The orchestration script is next

The local script that actually runs the cloud tests is still Bash, and it has grown into a lot of state. It handles Terraform calls, provider-specific values, SSH and SCP, retries, timeouts, setup-marker checks, the reboot flow, cleanup, and final reporting. That is a lot of branching for a shell script.

The plan, tracked in issue #88, is to keep the VM-side validation script in shell (because that part is literally exercising the learner’s command-line experience) and rewrite the local orchestration script in Python so timeouts, cleanup, and failure reporting stop being held together with trap and set -e. The structure of the test suite itself is tracked separately in issue #85, with ideas like --challenge 10 and --smoke flags so I do not have to run all eighteen challenges to validate a one-line fix.


What This Means for Learners and Contributors

Learners do not care that the setup is Python now, and most of the experience already existed before this refactor. The wins they actually get are a slightly faster setup on the tested Azure release path, and release notes that double as lab update notes so they have one clear place to see what changed.

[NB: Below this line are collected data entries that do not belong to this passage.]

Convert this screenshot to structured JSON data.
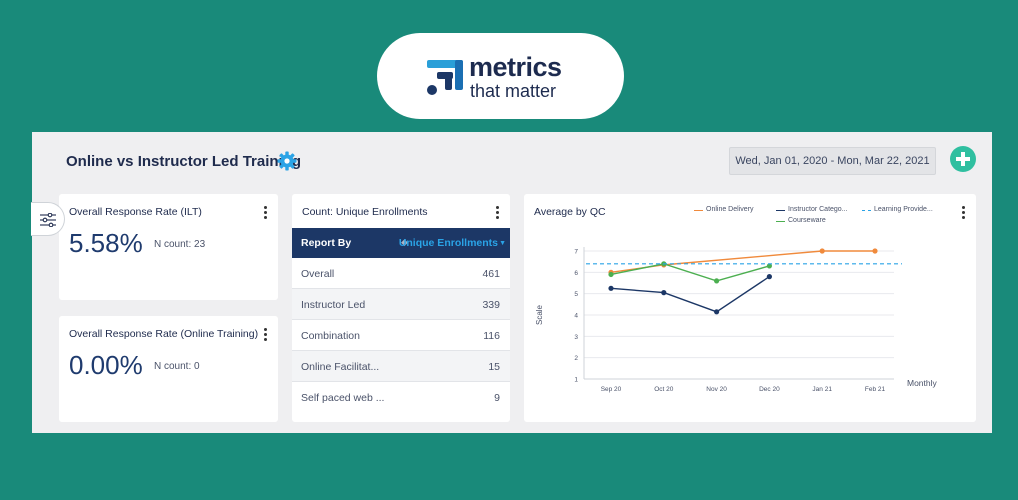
{
  "logo": {
    "word1": "metrics",
    "word2": "that matter"
  },
  "dashboard": {
    "title": "Online vs Instructor Led Training",
    "date_range": "Wed, Jan 01, 2020 - Mon, Mar 22, 2021"
  },
  "cards": {
    "ilt": {
      "title": "Overall Response Rate (ILT)",
      "value": "5.58%",
      "ncount": "N count: 23"
    },
    "online": {
      "title": "Overall Response Rate (Online Training)",
      "value": "0.00%",
      "ncount": "N count: 0"
    },
    "enrollments": {
      "title": "Count: Unique Enrollments",
      "headers": [
        "Report By",
        "Unique Enrollments"
      ],
      "rows": [
        {
          "label": "Overall",
          "value": "461"
        },
        {
          "label": "Instructor Led",
          "value": "339"
        },
        {
          "label": "Combination",
          "value": "116"
        },
        {
          "label": "Online Facilitat...",
          "value": "15"
        },
        {
          "label": "Self paced web ...",
          "value": "9"
        }
      ]
    }
  },
  "chart_data": {
    "type": "line",
    "title": "Average by QC",
    "xlabel": "Monthly",
    "ylabel": "Scale",
    "categories": [
      "Sep 20",
      "Oct 20",
      "Nov 20",
      "Dec 20",
      "Jan 21",
      "Feb 21"
    ],
    "y_ticks": [
      "1",
      "2",
      "3",
      "4",
      "5",
      "6",
      "7"
    ],
    "ylim": [
      1,
      7
    ],
    "grid": true,
    "legend_position": "top",
    "series": [
      {
        "name": "Online Delivery",
        "color": "#f08a3c",
        "values": [
          6.0,
          6.35,
          null,
          null,
          7.0,
          7.0
        ]
      },
      {
        "name": "Instructor Catego...",
        "color": "#1c3766",
        "values": [
          5.25,
          5.05,
          4.15,
          5.8,
          null,
          null
        ]
      },
      {
        "name": "Courseware",
        "color": "#4caf50",
        "values": [
          5.9,
          6.4,
          5.6,
          6.3,
          null,
          null
        ]
      },
      {
        "name": "Learning Provide...",
        "color": "#2aa3e6",
        "dashed": true,
        "values": [
          6.4,
          6.4,
          6.4,
          6.4,
          6.4,
          6.4
        ]
      }
    ]
  }
}
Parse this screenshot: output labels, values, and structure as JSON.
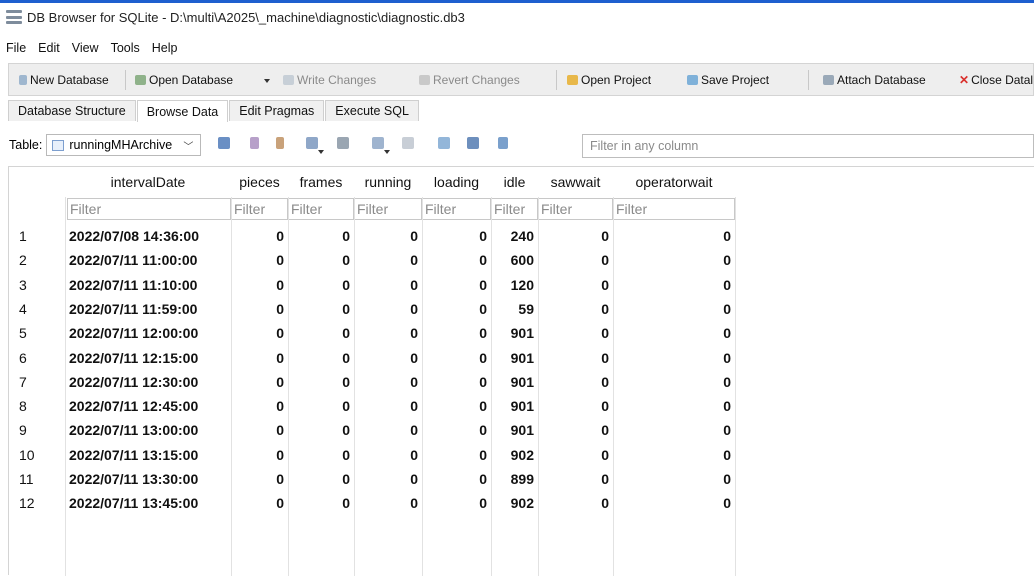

For contributors the wins are more immediate:

A contributor can now change a challenge, test it locally through contributor mode, open a PR, merge it, publish a release, and let learners deploy that release.


What I Learned

The refactor started because I wanted to practice an idea from a book. It ended up touching release packaging, cloud-init, Terraform behavior, first-boot data limits, contributor testing, learner docs, and manual validation. That is usually how useful refactors go. They are rarely only about code shape.

Bash is still the right tool for bootstrapping a VM. Python is the better tool once that bootstrap becomes an application. subprocess is the bridge between those two jobs.

And thanks to the manual testing, I got to practice my shell skills.